Nine men who allegedly stockpiled bomb-making chemicals and vowed to avenge perceived injustices against Muslims were ordered to stand trial for Australia's largest terrorist conspiracy, court officials said yesterday.
Magistrate Michael Price, after hearing evidence gathered in a monthslong police operation, ruled it was strong enough to be heard by a Supreme Court jury and referred the case to the higher court on June 1, said an official at Penrith Local Court, who declined to be named in line with policy.
The nine men are charged with conspiring between June 2004 and November 2005 to carry out a terrorist act.
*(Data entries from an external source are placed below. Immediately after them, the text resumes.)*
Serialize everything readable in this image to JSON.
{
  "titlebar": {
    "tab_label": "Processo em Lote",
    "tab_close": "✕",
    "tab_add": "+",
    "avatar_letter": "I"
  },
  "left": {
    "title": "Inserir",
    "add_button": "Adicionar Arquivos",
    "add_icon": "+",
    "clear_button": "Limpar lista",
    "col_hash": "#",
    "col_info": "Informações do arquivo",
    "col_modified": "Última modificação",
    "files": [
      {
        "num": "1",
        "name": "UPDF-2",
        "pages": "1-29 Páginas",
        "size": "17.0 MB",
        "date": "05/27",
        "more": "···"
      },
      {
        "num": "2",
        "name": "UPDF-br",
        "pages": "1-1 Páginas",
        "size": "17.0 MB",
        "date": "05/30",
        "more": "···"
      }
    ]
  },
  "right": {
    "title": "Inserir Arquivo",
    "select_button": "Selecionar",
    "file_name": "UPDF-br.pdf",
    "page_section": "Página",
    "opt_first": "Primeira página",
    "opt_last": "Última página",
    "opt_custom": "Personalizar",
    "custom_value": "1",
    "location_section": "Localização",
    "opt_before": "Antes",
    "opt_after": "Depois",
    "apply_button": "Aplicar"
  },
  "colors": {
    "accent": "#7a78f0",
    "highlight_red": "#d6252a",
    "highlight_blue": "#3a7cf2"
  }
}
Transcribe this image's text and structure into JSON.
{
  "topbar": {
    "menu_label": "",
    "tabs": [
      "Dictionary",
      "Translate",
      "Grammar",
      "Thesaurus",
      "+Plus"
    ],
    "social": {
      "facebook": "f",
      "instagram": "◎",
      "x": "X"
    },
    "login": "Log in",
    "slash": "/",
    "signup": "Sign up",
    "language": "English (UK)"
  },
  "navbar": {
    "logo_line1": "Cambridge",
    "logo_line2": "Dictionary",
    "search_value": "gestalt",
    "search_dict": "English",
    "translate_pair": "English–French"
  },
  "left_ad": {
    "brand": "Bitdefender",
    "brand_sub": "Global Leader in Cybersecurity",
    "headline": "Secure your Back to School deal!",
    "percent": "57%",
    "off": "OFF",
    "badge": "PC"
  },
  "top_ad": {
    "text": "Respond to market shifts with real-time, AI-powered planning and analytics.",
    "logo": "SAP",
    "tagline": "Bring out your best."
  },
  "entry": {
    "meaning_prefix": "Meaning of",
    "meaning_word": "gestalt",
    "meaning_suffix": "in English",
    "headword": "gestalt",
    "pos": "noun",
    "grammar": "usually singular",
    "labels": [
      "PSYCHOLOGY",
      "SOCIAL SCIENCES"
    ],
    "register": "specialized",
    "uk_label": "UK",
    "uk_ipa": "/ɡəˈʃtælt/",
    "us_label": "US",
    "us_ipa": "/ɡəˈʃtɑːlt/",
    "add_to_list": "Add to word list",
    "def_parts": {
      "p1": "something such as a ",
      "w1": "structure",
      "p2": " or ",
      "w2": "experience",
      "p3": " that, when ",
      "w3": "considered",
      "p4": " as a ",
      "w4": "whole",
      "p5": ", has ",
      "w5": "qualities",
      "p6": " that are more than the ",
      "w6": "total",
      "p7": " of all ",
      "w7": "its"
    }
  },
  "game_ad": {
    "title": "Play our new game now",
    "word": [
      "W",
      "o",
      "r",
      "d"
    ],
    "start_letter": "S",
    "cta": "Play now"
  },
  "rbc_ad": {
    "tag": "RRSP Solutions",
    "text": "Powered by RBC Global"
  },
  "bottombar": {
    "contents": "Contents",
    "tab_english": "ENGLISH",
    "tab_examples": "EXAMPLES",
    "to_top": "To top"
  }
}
None of the suspects, who face a maximum penalty of life in prison if convicted, entered a plea, but their lawyers have said they maintain they are innocent.
Prosecutors said at the pretrial hearing that the nine suspects bought unrestricted chemicals that can be used in making explosives, and downloaded from the Internet instructions that included how to mix the cocktail of agents used to make the bombs used in the deadly 2005 London subway attacks.
The prosecutors allege the nine were devotees of a radical Muslim cleric sympathetic to Osama bin Laden, and struck a pact to launch a terrorist attack because they felt their religion was under attack.
No planned target has been revealed, but police alleged the suspects had Australia's only nuclear reactor, a small facility used to make radioactive medical supplies, under surveillance.
They were arrested in a series of 2005 raids in Sydney and the southern city of Melbourne, where cleric Abdul Nacer Benbrika and other followers were also detained and now face separate charges of belonging to a terrorist group.
Separately yesterday, two Melbourne men were arrested Tuesday for raising money for Sri Lanka's Tamil Tiger rebels, allegedly deceiving donors by saying they were collecting funds for victims of the 2004 Indian Ocean tsunami, police said.
The two men, aged 32 and 36 but not further identified, were arrested in raids in the southern city of Melbourne after a two-year investigation by Australian Federal Police and officers from Victoria state. They face up to 25 years in prison.
There was no evidence the men were planning any attack in Australia, but that they were helping the Sri Lankan rebel group, known as Liberation Tigers of Tamil Eelam and listed as a terrorist group in Australia, said Frank Prendergast, a senior federal counterterrorism officer.